Saudi Arabia's public prosecutor today said journalist Jamal Khashoggi's murder was premeditated.
"The public prosecution received information from the Turkish side through the Joint Working Group between the Kingdom of Saudi Arabia and the Turkish Republic, indicating that the suspects in Khashoggi's case premeditated their crime," attorney general Shaikh Suood bin Abdullah Al Mo'jab said, according to a state news agency.
The announcement came as Saudi Arabia said it signed deals worth $56bn (£43.4bn) at a controversial investment conference despite a widespread boycott of the event following the death of journalist Jamal Khashoggi.
The kingdom's energy minister Khalid Al-Falih told state TV that 25 deals were signed, mostly with US companies.
Business leaders and diplomats from around the world withdraw from the event over the killing of Khashoggi inside the Saudi consulate in Istanbul on 2 October.
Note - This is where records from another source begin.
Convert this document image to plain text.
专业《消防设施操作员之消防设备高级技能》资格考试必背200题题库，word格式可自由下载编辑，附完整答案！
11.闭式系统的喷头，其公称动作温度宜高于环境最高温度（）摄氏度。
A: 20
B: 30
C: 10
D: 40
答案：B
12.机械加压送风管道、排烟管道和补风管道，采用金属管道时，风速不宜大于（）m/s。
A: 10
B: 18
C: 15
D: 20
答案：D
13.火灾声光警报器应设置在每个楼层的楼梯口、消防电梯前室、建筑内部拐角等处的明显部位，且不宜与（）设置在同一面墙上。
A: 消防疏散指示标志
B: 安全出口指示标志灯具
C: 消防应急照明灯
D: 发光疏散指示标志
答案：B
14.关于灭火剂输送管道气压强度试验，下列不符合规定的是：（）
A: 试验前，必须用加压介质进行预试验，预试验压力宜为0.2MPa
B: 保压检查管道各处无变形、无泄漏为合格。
But the Future Investment Initiative, hosted by the Saudi Crown Prince Mohammad Bin Salman and the country's sovereign wealth fund, went ahead as planned, finishing on Thursday.
Despite the US Treasury Secretary Steve Mnuchin's withdrawal along with a number of high profile executives from the likes of Google, Uber, Mastercard and JP Morgan, Al-Falih said ties had not been damaged.
He said: “The US will remain a key part of the Saudi economy because the interests that tie us are bigger than what is being weakened by the failed boycotting campaign of the conference.”
Saudi state oil giant Saudi Aramco said it signed deals with 15 international partners worth more than $34bn.